Well, looks like Quinn WOULD be better off with steak knives for teeth. Especially since the ones he has are apparently rotting out of his head. I took the kids to the dentist about a month ago when we found out he had 9 cavities. N.I.N.E.
Oh my word. Does that make me a hillbilly mom, or what? Poor guy. There are so many cavities in his head he needed three separate appointments to fill and cap them all. Yesterday was installment number one. We go to a pediatric dentist in town and up until now he's been more than happy to go. At the end of each appointment the kids get tokens that they can use in the gumball-like machines filled with toys. Parents are not allowed to go back with the kids. He always walks happily back with the hygienist.
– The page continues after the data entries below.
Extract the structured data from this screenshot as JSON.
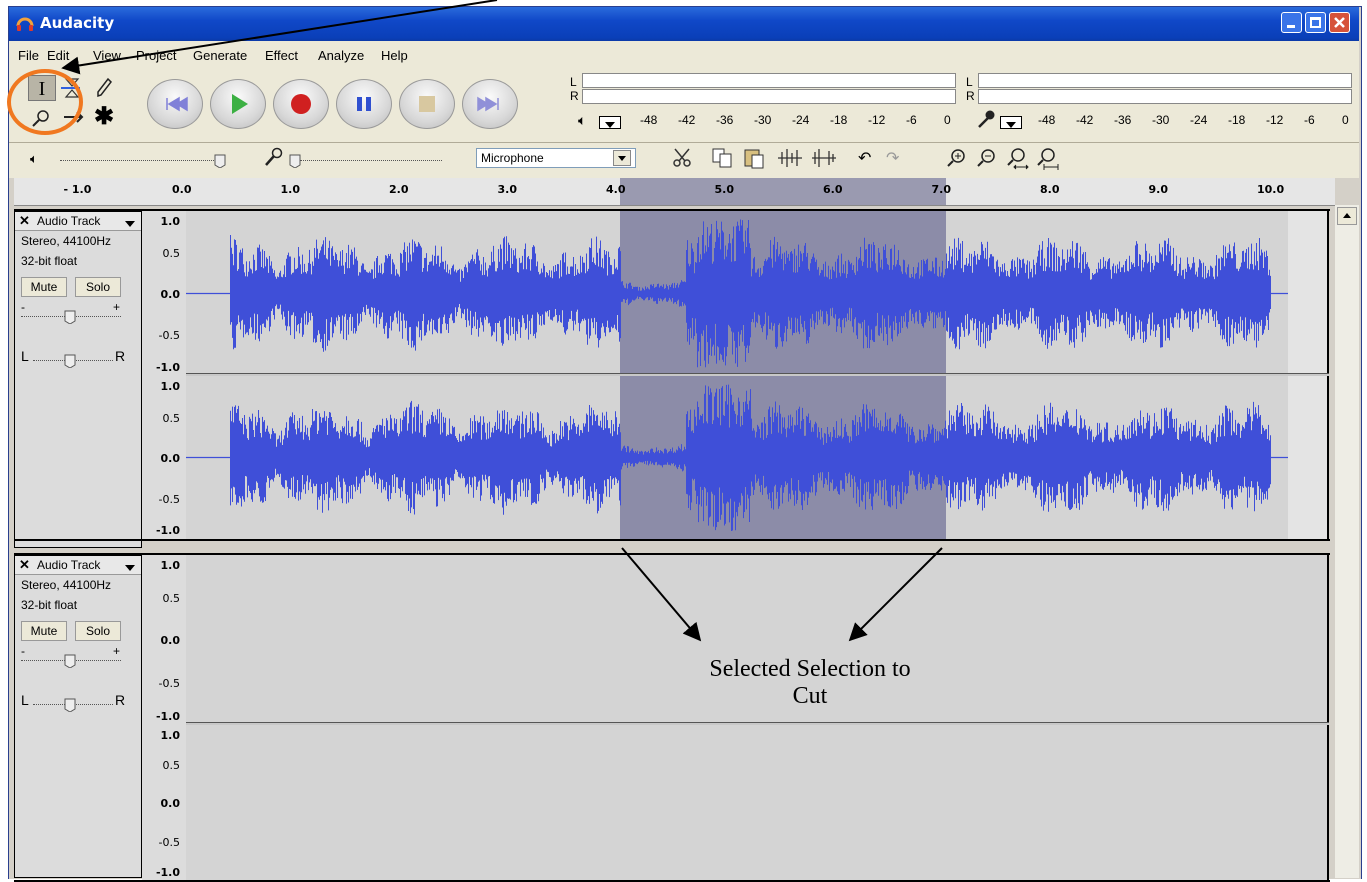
{
  "window": {
    "title": "Audacity"
  },
  "menu": [
    "File",
    "Edit",
    "View",
    "Project",
    "Generate",
    "Effect",
    "Analyze",
    "Help"
  ],
  "meter_scale": [
    "-48",
    "-42",
    "-36",
    "-30",
    "-24",
    "-18",
    "-12",
    "-6",
    "0"
  ],
  "meter_scale_in": [
    "-48",
    "-42",
    "-36",
    "-30",
    "-24",
    "-18",
    "-12",
    "-6",
    "0"
  ],
  "meter_channels": {
    "left": "L",
    "right": "R"
  },
  "mixer": {
    "input_source": "Microphone"
  },
  "ruler": [
    "- 1.0",
    "0.0",
    "1.0",
    "2.0",
    "3.0",
    "4.0",
    "5.0",
    "6.0",
    "7.0",
    "8.0",
    "9.0",
    "10.0"
  ],
  "selection": {
    "start_seconds": 4.0,
    "end_seconds": 7.0
  },
  "tracks": [
    {
      "name": "Audio Track",
      "format": "Stereo, 44100Hz",
      "depth": "32-bit float",
      "mute": "Mute",
      "solo": "Solo",
      "pan_left": "L",
      "pan_right": "R",
      "gain_minus": "-",
      "gain_plus": "+"
    },
    {
      "name": "Audio Track",
      "format": "Stereo, 44100Hz",
      "depth": "32-bit float",
      "mute": "Mute",
      "solo": "Solo",
      "pan_left": "L",
      "pan_right": "R",
      "gain_minus": "-",
      "gain_plus": "+"
    }
  ],
  "vscale": [
    "1.0",
    "0.5",
    "0.0",
    "-0.5",
    "-1.0"
  ],
  "annotation": {
    "line1": "Selected Selection to",
    "line2": "Cut"
  },
  "colors": {
    "title_bar": "#0a3fb8",
    "waveform": "#3f4fd8",
    "selection": "#8c8ca8",
    "highlight_circle": "#f07820"
  }
}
Yesterday was no exception. About 10 minutes later the dentist called me back. Every time they went at him to do anything he became hysterical. They tried to give him laughing gas but he was so worked up he refused to breathe through his nose so it was not effective. They intended to take care of three things and were only able to do one. So, after 45 minutes they called me into a room where I met a tear-stained Quinn. The dentist told me it would be impossible for them to do all they needed to do and they were going to book me an operating room at Children's Hospital. So in May we will go for oral surgery.
Sweet boy. Dental problems will plague him for a lifetime, I fear. For someone born with a cleft lip, braces are a guarantee. For someone who spent nearly two years in an orphanage, cavities are no surprise. (The other two have no cavities. Same care, different start/different genes.) In the scheme of things, he got off lucky. But it looks like his career as a vampire may be in jeopardy!